Research on free recall can help scientists understand how memory works, and what kinds of memories the brain stores best. It can also provide insight into various strategies for memorizing. Individual subjects may chunk the data in different ways to make it memorable. They can also exhibit phenomena like the primacy or recency effect, where they tend to remember items at the beginning and the end of the list better.
In a medical evaluation, a free recall list can be a useful cognitive assessment. For patients with ongoing degenerative neurological diseases, it can also provide a baseline frame of reference. If a patient can successfully repeat a list of 12 items on one appointment, but only five on the next, for example, it can indicate declines in short term memory. The free recall test may be used as part of a basic intake assessment for a patient with a suspected memory-related issue, like Alzheimer's disease.

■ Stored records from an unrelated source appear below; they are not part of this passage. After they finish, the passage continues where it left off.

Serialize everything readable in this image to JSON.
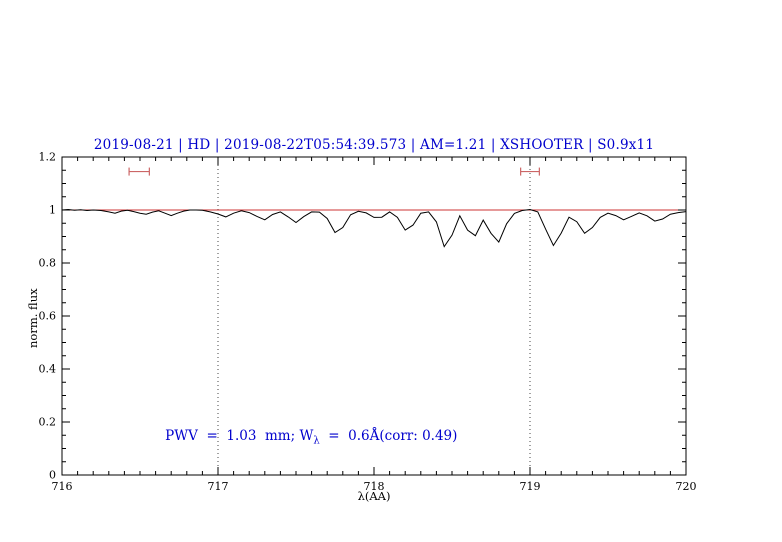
{
  "title": "2019-08-21 | HD | 2019-08-22T05:54:39.573 | AM=1.21 | XSHOOTER | S0.9x11",
  "annotation": {
    "prefix": "PWV  =  1.03  mm; W",
    "subscript": "λ",
    "suffix": "  =  0.6Å(corr: 0.49)"
  },
  "colors": {
    "title_blue": "#0000cd",
    "spectrum_black": "#000000",
    "continuum_red": "#cc3333",
    "marker_red": "#cc6666",
    "dotted_line": "#444444"
  },
  "axes": {
    "x": {
      "label": "λ(AA)",
      "range": [
        716,
        720
      ],
      "major_ticks": [
        716,
        717,
        718,
        719,
        720
      ],
      "tick_labels": [
        "716",
        "717",
        "718",
        "719",
        "720"
      ],
      "minor_step": 0.1
    },
    "y": {
      "label": "norm. flux",
      "range": [
        0,
        1.2
      ],
      "major_ticks": [
        0,
        0.2,
        0.4,
        0.6,
        0.8,
        1,
        1.2
      ],
      "tick_labels": [
        "0",
        "0.2",
        "0.4",
        "0.6",
        "0.8",
        "1",
        "1.2"
      ],
      "minor_step": 0.05
    }
  },
  "chart_data": {
    "type": "line",
    "title": "2019-08-21 | HD | 2019-08-22T05:54:39.573 | AM=1.21 | XSHOOTER | S0.9x11",
    "xlabel": "λ(AA)",
    "ylabel": "norm. flux",
    "xlim": [
      716,
      720
    ],
    "ylim": [
      0,
      1.2
    ],
    "grid": "dotted vertical lines at x=717 and x=719",
    "legend": "none",
    "vlines": [
      717,
      719
    ],
    "range_markers": [
      {
        "x1": 716.43,
        "x2": 716.56,
        "y": 1.145
      },
      {
        "x1": 718.94,
        "x2": 719.06,
        "y": 1.145
      }
    ],
    "series": [
      {
        "name": "continuum",
        "color": "#cc3333",
        "points": [
          [
            716,
            1.0
          ],
          [
            720,
            1.0
          ]
        ]
      },
      {
        "name": "observed-spectrum",
        "color": "#000000",
        "points": [
          [
            716.0,
            1.0
          ],
          [
            716.04,
            1.002
          ],
          [
            716.08,
            0.999
          ],
          [
            716.12,
            1.001
          ],
          [
            716.16,
            0.998
          ],
          [
            716.2,
            1.0
          ],
          [
            716.25,
            0.998
          ],
          [
            716.3,
            0.993
          ],
          [
            716.34,
            0.988
          ],
          [
            716.38,
            0.996
          ],
          [
            716.42,
            0.999
          ],
          [
            716.46,
            0.994
          ],
          [
            716.5,
            0.988
          ],
          [
            716.54,
            0.984
          ],
          [
            716.58,
            0.992
          ],
          [
            716.62,
            0.997
          ],
          [
            716.66,
            0.988
          ],
          [
            716.7,
            0.979
          ],
          [
            716.74,
            0.988
          ],
          [
            716.78,
            0.996
          ],
          [
            716.82,
            1.0
          ],
          [
            716.86,
            1.0
          ],
          [
            716.9,
            0.999
          ],
          [
            716.95,
            0.993
          ],
          [
            717.0,
            0.985
          ],
          [
            717.05,
            0.974
          ],
          [
            717.1,
            0.988
          ],
          [
            717.15,
            0.997
          ],
          [
            717.2,
            0.99
          ],
          [
            717.25,
            0.976
          ],
          [
            717.3,
            0.963
          ],
          [
            717.35,
            0.983
          ],
          [
            717.4,
            0.993
          ],
          [
            717.45,
            0.974
          ],
          [
            717.5,
            0.953
          ],
          [
            717.55,
            0.975
          ],
          [
            717.6,
            0.993
          ],
          [
            717.65,
            0.992
          ],
          [
            717.7,
            0.968
          ],
          [
            717.75,
            0.915
          ],
          [
            717.8,
            0.934
          ],
          [
            717.85,
            0.982
          ],
          [
            717.9,
            0.995
          ],
          [
            717.95,
            0.989
          ],
          [
            718.0,
            0.972
          ],
          [
            718.05,
            0.973
          ],
          [
            718.1,
            0.993
          ],
          [
            718.15,
            0.972
          ],
          [
            718.2,
            0.924
          ],
          [
            718.25,
            0.943
          ],
          [
            718.3,
            0.988
          ],
          [
            718.35,
            0.993
          ],
          [
            718.4,
            0.955
          ],
          [
            718.45,
            0.862
          ],
          [
            718.5,
            0.905
          ],
          [
            718.55,
            0.978
          ],
          [
            718.6,
            0.924
          ],
          [
            718.65,
            0.903
          ],
          [
            718.7,
            0.962
          ],
          [
            718.75,
            0.912
          ],
          [
            718.8,
            0.879
          ],
          [
            718.85,
            0.948
          ],
          [
            718.9,
            0.987
          ],
          [
            718.95,
            0.998
          ],
          [
            719.0,
            1.002
          ],
          [
            719.05,
            0.993
          ],
          [
            719.1,
            0.928
          ],
          [
            719.15,
            0.866
          ],
          [
            719.2,
            0.913
          ],
          [
            719.25,
            0.973
          ],
          [
            719.3,
            0.956
          ],
          [
            719.35,
            0.912
          ],
          [
            719.4,
            0.934
          ],
          [
            719.45,
            0.972
          ],
          [
            719.5,
            0.988
          ],
          [
            719.55,
            0.979
          ],
          [
            719.6,
            0.963
          ],
          [
            719.65,
            0.976
          ],
          [
            719.7,
            0.989
          ],
          [
            719.75,
            0.978
          ],
          [
            719.8,
            0.958
          ],
          [
            719.85,
            0.966
          ],
          [
            719.9,
            0.984
          ],
          [
            719.95,
            0.99
          ],
          [
            720.0,
            0.994
          ]
        ]
      }
    ]
  }
}
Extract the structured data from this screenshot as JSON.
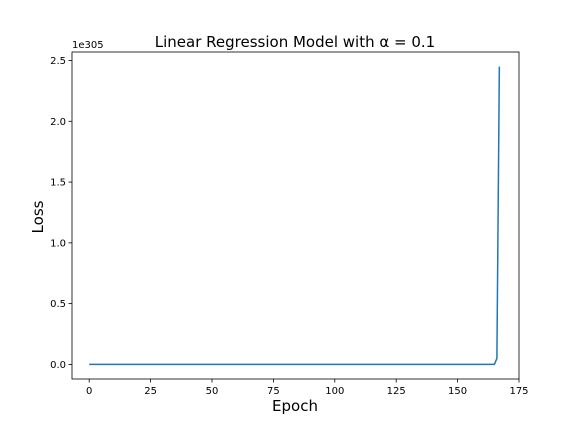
{
  "chart_data": {
    "type": "line",
    "title": "Linear Regression Model with α = 0.1",
    "xlabel": "Epoch",
    "ylabel": "Loss",
    "y_offset_text": "1e305",
    "xlim": [
      -7,
      175
    ],
    "ylim": [
      -0.12,
      2.57
    ],
    "grid": false,
    "x_ticks": [
      0,
      25,
      50,
      75,
      100,
      125,
      150,
      175
    ],
    "x_tick_labels": [
      "0",
      "25",
      "50",
      "75",
      "100",
      "125",
      "150",
      "175"
    ],
    "y_ticks": [
      0.0,
      0.5,
      1.0,
      1.5,
      2.0,
      2.5
    ],
    "y_tick_labels": [
      "0.0",
      "0.5",
      "1.0",
      "1.5",
      "2.0",
      "2.5"
    ],
    "series": [
      {
        "color": "#1f77b4",
        "x": [
          0,
          25,
          50,
          75,
          100,
          125,
          150,
          160,
          164,
          165,
          166,
          167
        ],
        "y": [
          0,
          0,
          0,
          0,
          0,
          0,
          0,
          0,
          0,
          0.0001,
          0.05,
          2.45
        ]
      }
    ]
  }
}
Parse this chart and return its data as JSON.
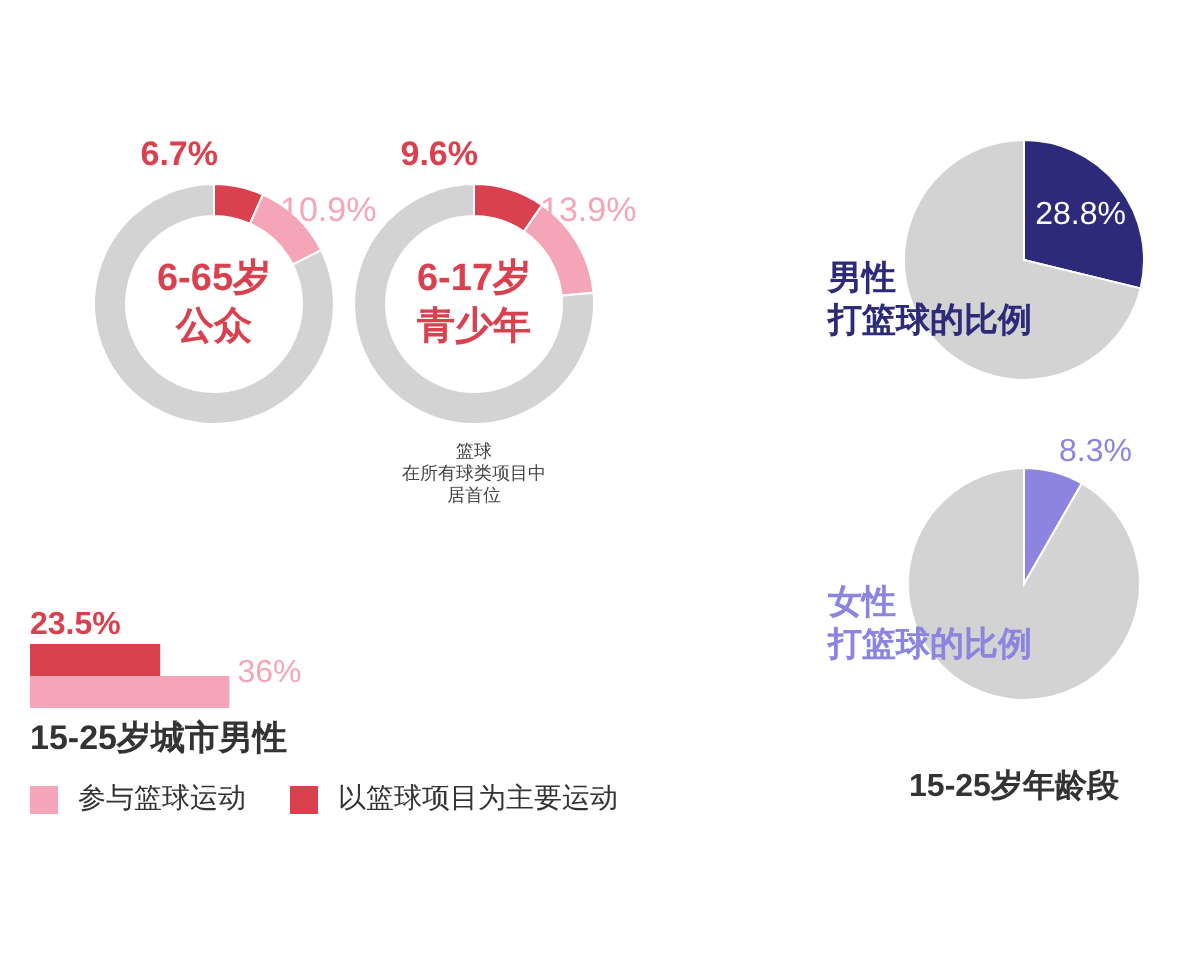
{
  "chart_data": [
    {
      "type": "donut",
      "title": "6-65岁",
      "subtitle": "公众",
      "categories": [
        null,
        null,
        null
      ],
      "values": [
        6.7,
        10.9,
        82.4
      ],
      "colors": [
        "#d9414f",
        "#f4a6b8",
        "#d3d3d3"
      ],
      "value_labels": [
        "6.7%",
        "10.9%",
        null
      ]
    },
    {
      "type": "donut",
      "title": "6-17岁",
      "subtitle": "青少年",
      "categories": [
        null,
        null,
        null
      ],
      "values": [
        9.6,
        13.9,
        76.5
      ],
      "colors": [
        "#d9414f",
        "#f4a6b8",
        "#d3d3d3"
      ],
      "value_labels": [
        "9.6%",
        "13.9%",
        null
      ],
      "annotations": [
        "篮球",
        "在所有球类项目中",
        "居首位"
      ]
    },
    {
      "type": "bar",
      "orientation": "horizontal",
      "title": "15-25岁城市男性",
      "categories": [
        null
      ],
      "legend": "bottom",
      "series": [
        {
          "name": "以篮球项目为主要运动",
          "color": "#d9414f",
          "values": [
            23.5
          ],
          "value_labels": [
            "23.5%"
          ]
        },
        {
          "name": "参与篮球运动",
          "color": "#f4a6b8",
          "values": [
            36
          ],
          "value_labels": [
            "36%"
          ]
        }
      ]
    },
    {
      "type": "pie",
      "title": "男性",
      "subtitle": "打篮球的比例",
      "categories": [
        null,
        null
      ],
      "values": [
        28.8,
        71.2
      ],
      "colors": [
        "#2e2a7a",
        "#d3d3d3"
      ],
      "value_labels": [
        "28.8%",
        null
      ]
    },
    {
      "type": "pie",
      "title": "女性",
      "subtitle": "打篮球的比例",
      "categories": [
        null,
        null
      ],
      "values": [
        8.3,
        91.7
      ],
      "colors": [
        "#8d84e0",
        "#d3d3d3"
      ],
      "value_labels": [
        "8.3%",
        null
      ],
      "annotations": [
        "15-25岁年龄段"
      ]
    }
  ]
}
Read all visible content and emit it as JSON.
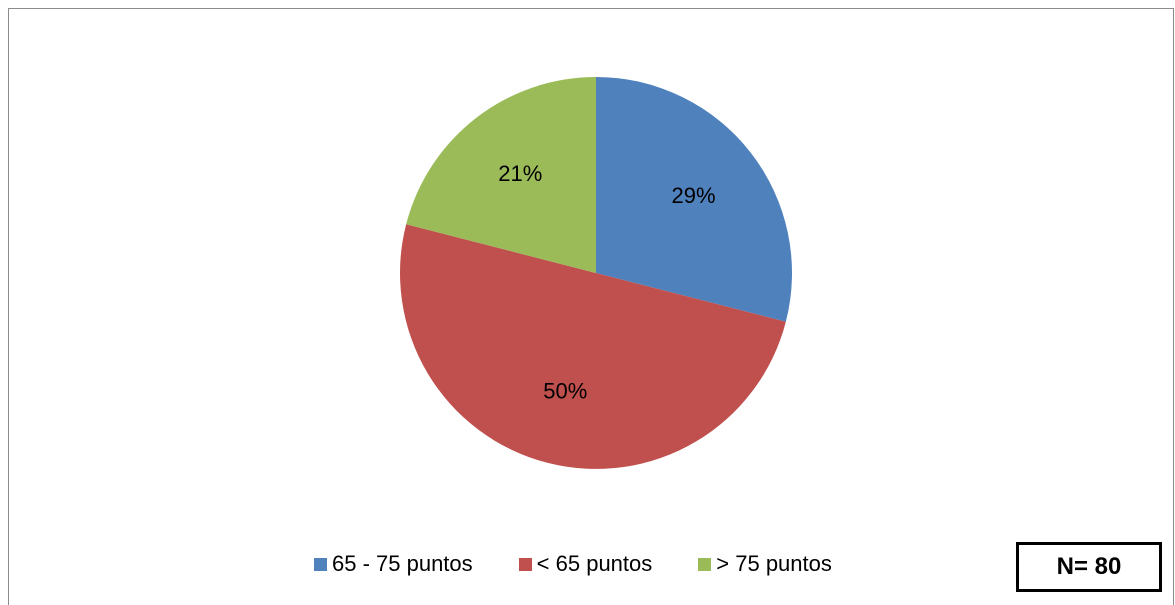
{
  "chart_data": {
    "type": "pie",
    "categories": [
      "65 - 75 puntos",
      "< 65 puntos",
      "> 75 puntos"
    ],
    "values": [
      29,
      50,
      21
    ],
    "labels": [
      "29%",
      "50%",
      "21%"
    ],
    "colors": [
      "#4F81BD",
      "#C0504D",
      "#9BBB59"
    ],
    "start_angle_deg": 0,
    "direction": "clockwise",
    "legend_position": "bottom",
    "title": ""
  },
  "legend": {
    "items": [
      {
        "label": "65 - 75 puntos",
        "color": "#4F81BD"
      },
      {
        "label": "< 65 puntos",
        "color": "#C0504D"
      },
      {
        "label": "> 75 puntos",
        "color": "#9BBB59"
      }
    ]
  },
  "sample_box": {
    "text": "N= 80"
  }
}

Research with free recall allows researchers to come up with recommendations for members of the general public who want help memorizing things. They can study different memorizing strategies to determine which are most effective. Research has also uncovered information like the fact that that humans generally remember five to nine items with relative ease and may be able to chunk data in sets of five to nine in order to remember it. A long string of numerals, for example, may be more memorable when broken up, as in 612 841 274 019 12 versus 61284127401912.